# Small square bale capacity on a 30 ft flatbed



## Horsepower326 (8 mo ago)

So I'm getting into a little bit larger scale hay transport recently, and I'm looking at trailers. Right now I have access to a friend's 30 ft x 8 ft tandem dual flatbed that I can use to move hay. My question is how many bales can be fit on a trailer like that. I am just using small 2 tie square bales. Probably 60 to 70 lb a piece. The place I get them at has a loader that can place them on the trailer nice and tight and neat.


----------



## eberlej0 (Jan 9, 2022)

Horsepower326 said:


> So I'm getting into a little bit larger scale hay transport recently, and I'm looking at trailers. Right now I have access to a friend's 30 ft x 8 ft tandem dual flatbed that I can use to move hay. My question is how many bales can be fit on a trailer like that. I am just using small 2 tie square bales. Probably 60 to 70 lb a piece. The place I get them at has a loader that can place them on the trailer nice and tight and neat.

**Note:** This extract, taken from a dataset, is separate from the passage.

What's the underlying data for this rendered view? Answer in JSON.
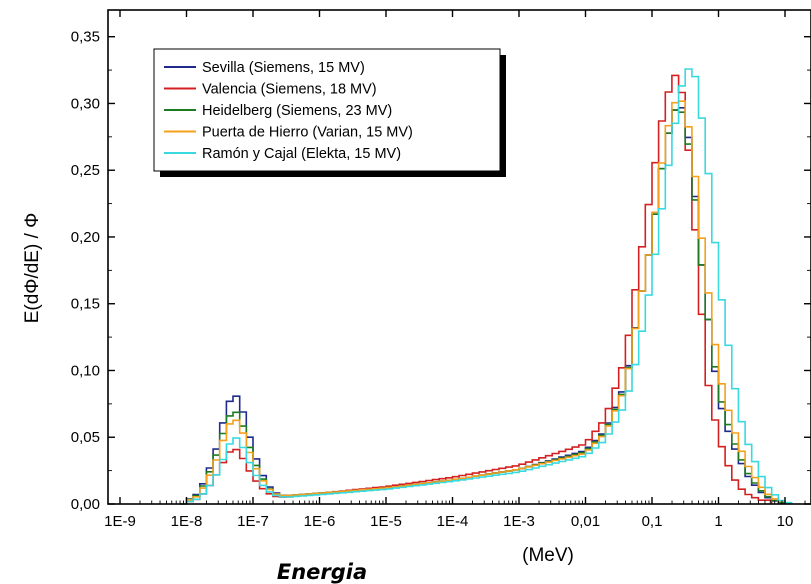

On my 30' gooseneck, I load 40 bales per layer. Typically I will go five high for 200 bales. Easy comfortable load. My bales are 18" wide X 14" high by 36" long. I try to make them weigh around 50#. Just bringing them to the barn I may go 6 high but that's reaching the limits of my loader as far as height goes. First layer you want to spread out some and tighten up the layers as you go up. Top tier is nice and tight forming somewhat of a pyramid. I use a 10 bale accumulator and grapple.


----------



## Hayjosh (Mar 24, 2016)

If stacking them 5 high you can get 100 bales per 14’. So 200 bales. If you go 6 high you can go 240. If you get creative with stacking the bottom on edge and then every other row after, you can get even more.


----------



## Ox76 (Oct 22, 2018)

I can get 270 on if I split up the grabs on the tail. Otherwise with no special handling 240. I can do 280 total on the heaviest and biggest load with 10 on the flatbed of the truck pulling the trailer. Yes, it's heavy. Yes, it's overweight. Yes, I'm a farmer taking my crop to market so I keep it at 100 miles air radius to be safe.


----------